En 1932 nació Ryszard Kapuściński, en Pinsk, Bielorrusia, entonces parte de Polonia. Fue y es maestro de periodistas y considerado como uno de los mejores reporteros internacionales.

Cuando al iniciarse II Guerra Mundial Polonia fue ocupada por las tropas soviéticas,  su familia huyó a  una aldea  más pobre y más analfabeta que Pinsk, en Polonia Central. Cuando los nazis ocuparon Polonia, su padre, camuflado de maestro, fue activista del  Armia Krajowa, principal movimiento de resistencia polaco de la Segunda Guerra Mundial en la Polonia ocupada. Como todos los polacos durante la guerra, solo estudió siete años de primaria. Realmente, todo lo empezó tarde: comenzó a leer muy tarde, a escribir muy tarde, a estudiar muy tarde. Tuvo sus primeros zapatos a los nueve años y leyó su primer libro a los doce.

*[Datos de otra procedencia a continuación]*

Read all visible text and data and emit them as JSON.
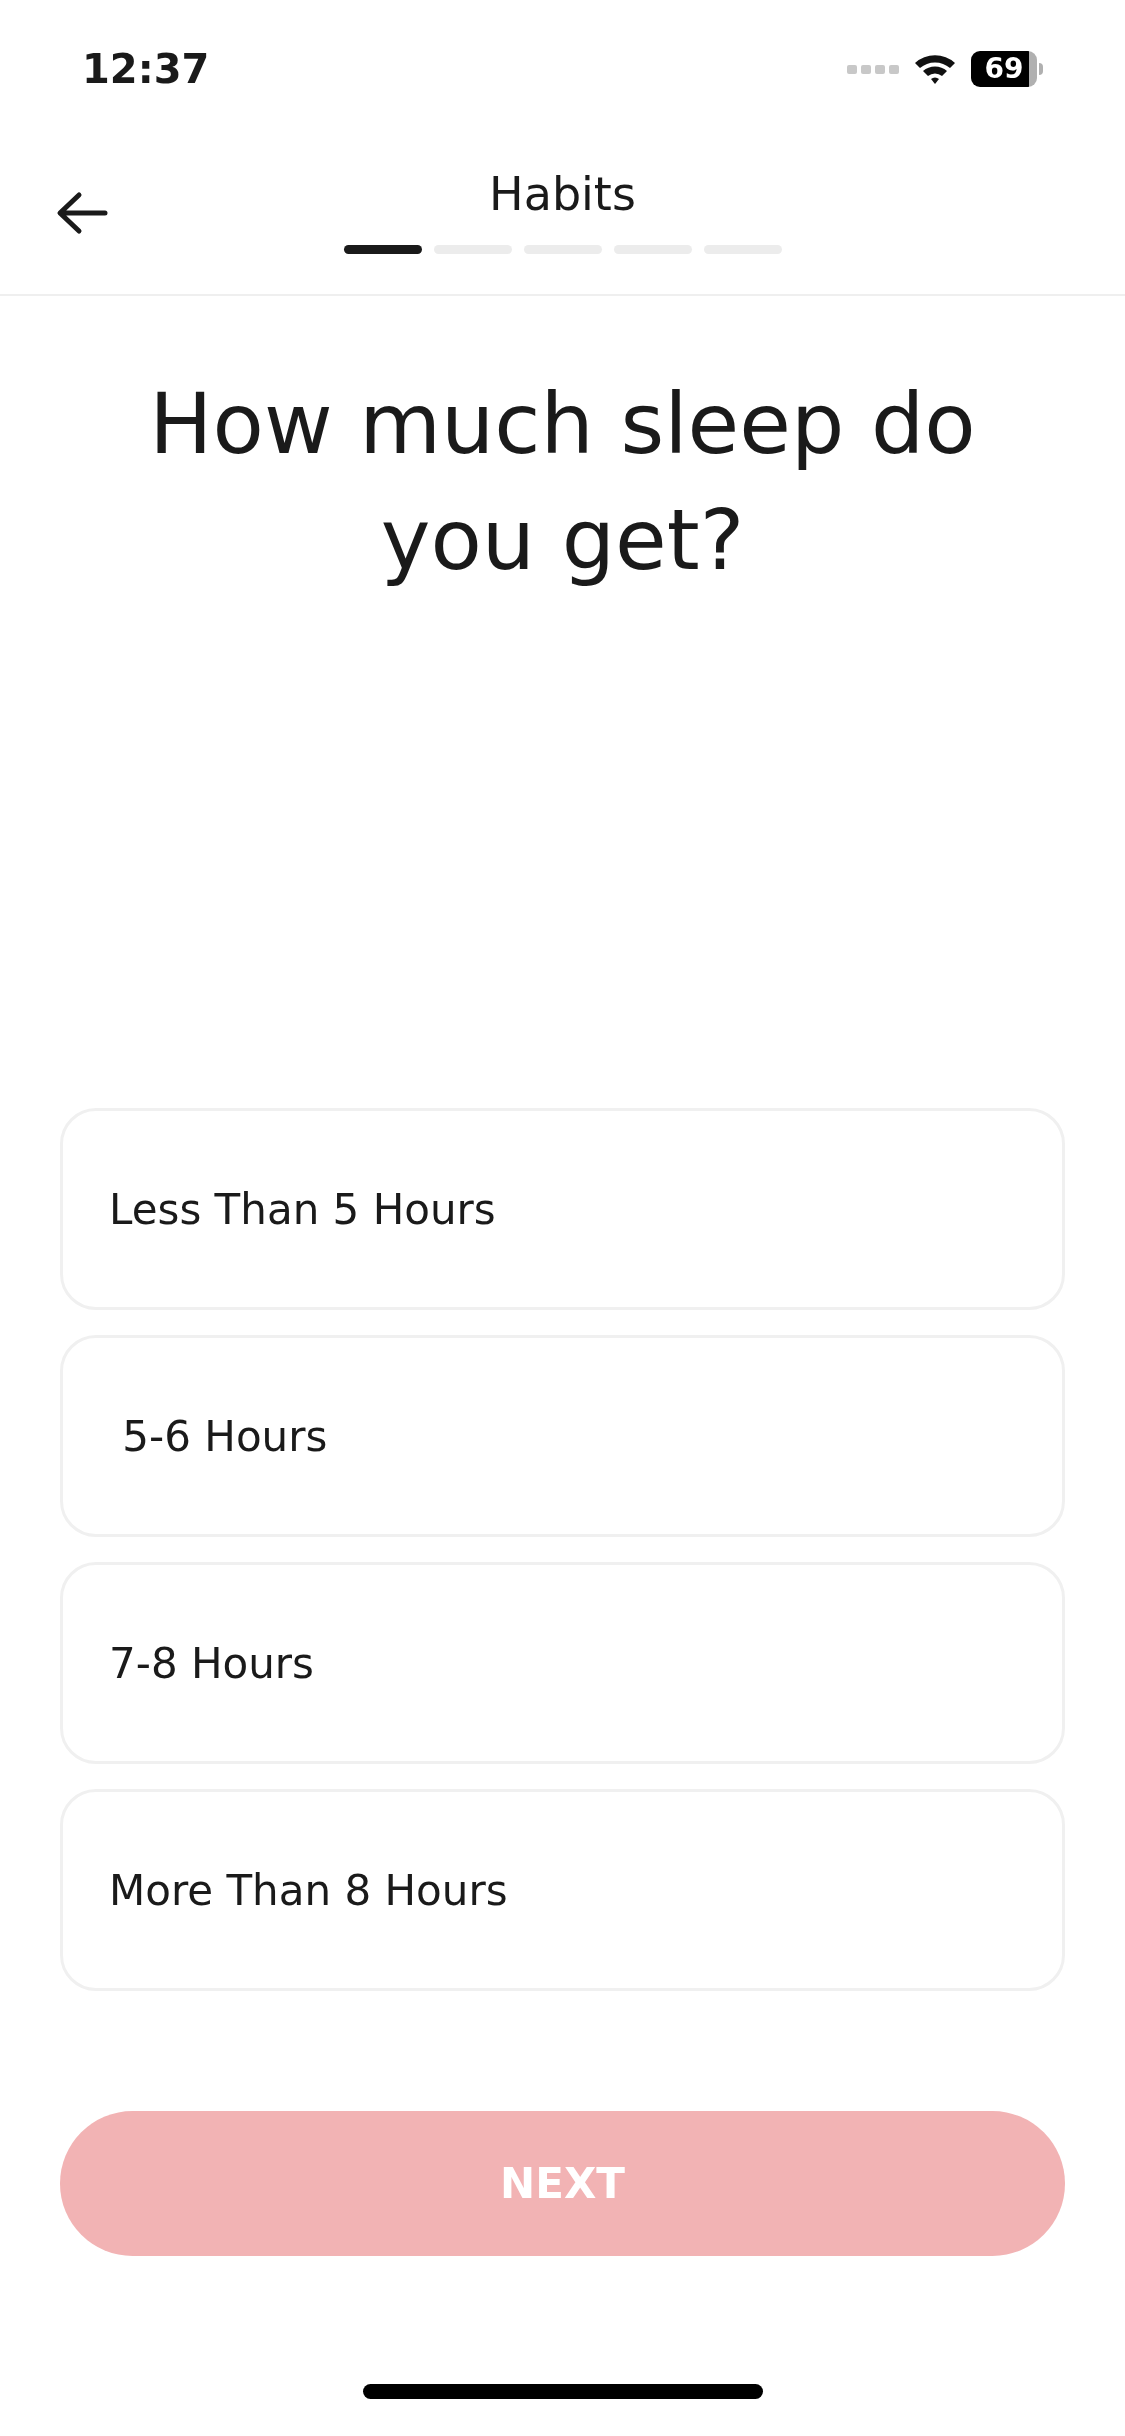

Estudió Historia del arte en la universidad de Varsovia y al acabar entró a trabajar en un pequeño periódico llamado Sztandar Mlodych, tal y como relata en Viajes con Heródoto. Sus viajes por la frontera polaca  le hicieron soñar con traspasarlas y así se lo comunicó a Irena Tarlowska, redactora jefe del periódico, que un año más tarde  lo envió a la India sin apenas conocimientos de otro idioma distinto del polaco y el ruso (a su muerte hablaba siete idiomas, entre ellos el swahili) y con un ejemplar de Historia de Heródoto, regalo de Tarlowska. Es el inicio de una larga carrera como reportero internacional que le llevará de continente en continente, siempre atento a la diferencia de culturas, de costumbres, de políticas, de gentes.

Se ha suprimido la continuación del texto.